Meet Dragonfly: The Diminutive Drone Set to Soar Across the Skies of T

Meet Dragonfly: The Diminutive Drone Set to Soar Across the Skies of T

When NASA’s new drone Dragonfly arrives on Titan, Saturn’s largest moon, it won’t roll across the surface like Curiosity, Spirit, and Opportunity have on Mars. Instead, Dragonfly is a dual-rotor quadcopter that will fly from point to point, using a vertical takeoff and landing (VTOL) system. It leverages existing drone technology we have on Earth to make the system work.

Titan is, in many ways, an ideal spot to try this kind of deployment. That moon’s combination of low gravity and a thick nitrogen-dominated atmosphere make it easy to fly in — or, at least, easy as things go when you’re flying a remote drone from nearly 800 million miles away and can’t make any mistakes.

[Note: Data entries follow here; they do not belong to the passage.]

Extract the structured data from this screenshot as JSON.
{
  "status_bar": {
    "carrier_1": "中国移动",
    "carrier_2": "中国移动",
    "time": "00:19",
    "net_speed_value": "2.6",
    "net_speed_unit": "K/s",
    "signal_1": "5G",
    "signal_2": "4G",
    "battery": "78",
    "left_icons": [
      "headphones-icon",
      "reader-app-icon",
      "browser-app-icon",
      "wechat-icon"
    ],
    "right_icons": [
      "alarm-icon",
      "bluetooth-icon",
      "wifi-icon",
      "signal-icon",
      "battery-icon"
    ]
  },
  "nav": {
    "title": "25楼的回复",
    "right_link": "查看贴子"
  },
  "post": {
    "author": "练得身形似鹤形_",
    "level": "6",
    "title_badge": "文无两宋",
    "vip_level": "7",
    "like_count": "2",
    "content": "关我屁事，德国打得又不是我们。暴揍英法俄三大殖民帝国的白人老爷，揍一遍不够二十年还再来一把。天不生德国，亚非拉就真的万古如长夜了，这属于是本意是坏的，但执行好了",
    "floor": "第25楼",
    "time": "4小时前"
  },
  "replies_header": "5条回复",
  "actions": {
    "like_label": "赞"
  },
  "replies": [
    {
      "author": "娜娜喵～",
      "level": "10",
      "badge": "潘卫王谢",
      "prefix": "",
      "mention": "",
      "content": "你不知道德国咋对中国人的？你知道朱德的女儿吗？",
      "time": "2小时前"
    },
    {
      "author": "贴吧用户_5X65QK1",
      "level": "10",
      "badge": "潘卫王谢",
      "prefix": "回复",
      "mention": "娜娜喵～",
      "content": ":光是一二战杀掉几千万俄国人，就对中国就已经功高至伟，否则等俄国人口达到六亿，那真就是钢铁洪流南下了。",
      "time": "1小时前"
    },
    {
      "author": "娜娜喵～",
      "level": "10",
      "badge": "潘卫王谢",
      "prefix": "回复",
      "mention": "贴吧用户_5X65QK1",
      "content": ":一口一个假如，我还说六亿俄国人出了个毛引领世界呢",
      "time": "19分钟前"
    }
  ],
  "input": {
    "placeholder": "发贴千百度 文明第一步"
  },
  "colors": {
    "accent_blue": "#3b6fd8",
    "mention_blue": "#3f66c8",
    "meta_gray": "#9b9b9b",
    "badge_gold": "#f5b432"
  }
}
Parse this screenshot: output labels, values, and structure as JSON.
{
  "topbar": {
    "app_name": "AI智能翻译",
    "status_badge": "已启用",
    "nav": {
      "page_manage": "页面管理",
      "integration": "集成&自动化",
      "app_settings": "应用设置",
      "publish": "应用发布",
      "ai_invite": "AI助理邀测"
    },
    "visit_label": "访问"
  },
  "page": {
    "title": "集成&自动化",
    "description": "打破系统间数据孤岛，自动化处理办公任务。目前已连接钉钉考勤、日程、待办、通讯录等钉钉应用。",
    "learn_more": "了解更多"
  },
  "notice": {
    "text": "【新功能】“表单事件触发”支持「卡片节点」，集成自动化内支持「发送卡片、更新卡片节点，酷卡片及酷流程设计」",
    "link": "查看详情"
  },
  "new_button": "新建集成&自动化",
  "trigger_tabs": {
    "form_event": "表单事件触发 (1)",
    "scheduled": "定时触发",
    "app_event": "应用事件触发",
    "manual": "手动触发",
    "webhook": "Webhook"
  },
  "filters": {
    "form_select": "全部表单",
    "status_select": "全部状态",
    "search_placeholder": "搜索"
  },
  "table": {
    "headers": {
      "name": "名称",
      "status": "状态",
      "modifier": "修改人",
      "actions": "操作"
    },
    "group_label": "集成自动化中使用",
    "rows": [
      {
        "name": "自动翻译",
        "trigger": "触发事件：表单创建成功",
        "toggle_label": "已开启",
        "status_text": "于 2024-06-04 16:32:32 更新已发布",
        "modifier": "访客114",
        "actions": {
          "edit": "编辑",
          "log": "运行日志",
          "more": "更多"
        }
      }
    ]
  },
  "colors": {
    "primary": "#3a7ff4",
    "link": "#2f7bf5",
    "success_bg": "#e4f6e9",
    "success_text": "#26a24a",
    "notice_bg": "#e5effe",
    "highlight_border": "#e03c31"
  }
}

XKCD addressed this concept in a substantial “What if” that evaluated all of the planets and moons in the solar system according to how well they’d support the flight of a Cessna 172 Skyhawk. In most cases, the plane would crash; sustained flight on Mars, for example, requires a ground speed of over Mach 1 just to take off. For Venus, XKCD author Randall Munroe notes, “Your plane would fly pretty well, except it would be on fire the whole time, and then it would stop flying, and then stop being a plane.”

But Titan? Titan is a different story. Munroe writes:

When it comes to flying, Titan might be better than Earth. Its atmosphere is thick but its gravity is light, giving it a surface pressure only 50 percent higher than Earth’s with air four times as dense. Its gravity—lower than that of the Moon—means that flying is easy. Our Cessna could get into the air under pedal power.

In fact, humans on Titan could fly by muscle power. A human in a hang glider could comfortably take off and cruise around powered by oversized swim-flipper boots—or even take off by flapping artificial wings. The power requirements are minimal—it would probably take no more effort than walking.

Designing a drone to fly remotely on a world where humans could take off under their own muscle power isn’t as difficult as engineering the same feat on Earth. Dragonfly will be an octocopter capable of surviving the loss of at least one rotor or motor. The aircraft should have a speed of ~36km/h (21mph) and can fly at up to 4km in altitude, in temperatures as low as 94K (-180C). It uses a combination of batteries and a radioisotope thermal generator to provide power. At night, the generator will recharge the batteries, which can then be used for another day of flying.

Solar power wasn’t an option for this mission; Titan only receives about 1 percent as much sunlight on its surface as Earth does, once the combined impact of distance and its thick nitrogen atmosphere are taken into account.

“Almost everyone who gets exposed to Dragonfly has a similar thought process. The first time you see it, you think: ‘You gotta be kidding, that’s crazy,’ ” Doug Adams, the mission’s spacecraft systems engineer, told NPR Tuesday. But, he says, “eventually, you come to realize that this is a highly executable mission.”

You can see a video of how Dragonfly will land below.

Dragonfly will have to fly autonomously; the delay between Earth and Titan is too large to allow for direct remote control. The aircraft won’t fly during Titan’s night (night on Titan is ~8 Earth days long).

During these periods of time, Dragonfly will collect and analyze samples, study seismology, monitor Titan’s weather, and perform local microscopic analysis with LED lights. It will carry a mass spectrometer, a gamma-ray and neutron spectrometer, meteorological sensors and equipment, and both microscopic and panoramic cameras for imaging. The mission is intended to allow Dragonfly to sample the materials at many different sites, scattered over far more terrain than the Martian rovers have been able to cover even after years of work.

Each NASA probe has expanded our understanding of the universe and given us a bigger, better window into the worlds that make up our solar system. Each new generation of probe has improved and expanded on the scientific capability of the one that came before. The Cassini-Huygens probe already vastly expanded our understanding of Saturn and its moon, Titan. Now, Dragonfly may tell us whether the chemical soup on Titan — which resembles Earth in its earliest days, albeit at a much lower temperature — is capable of producing any analogs to life, or chemical processes we can identify as part of the expected series of events for how life arose on Earth.

Even if we don’t find anything biological, however, Titan is still the only other world with sustained liquid on its surface. There are hydrological systems on Earth that may only be mirrored on Titan (albeit via liquid methane, not water). In some ways, it’s the closest thing to a mirror of our own planet that we know of, and the only one we can reach with current rocket technology.

Dragonfly is set for a 2026 launch and will arrive at Titan in 2034.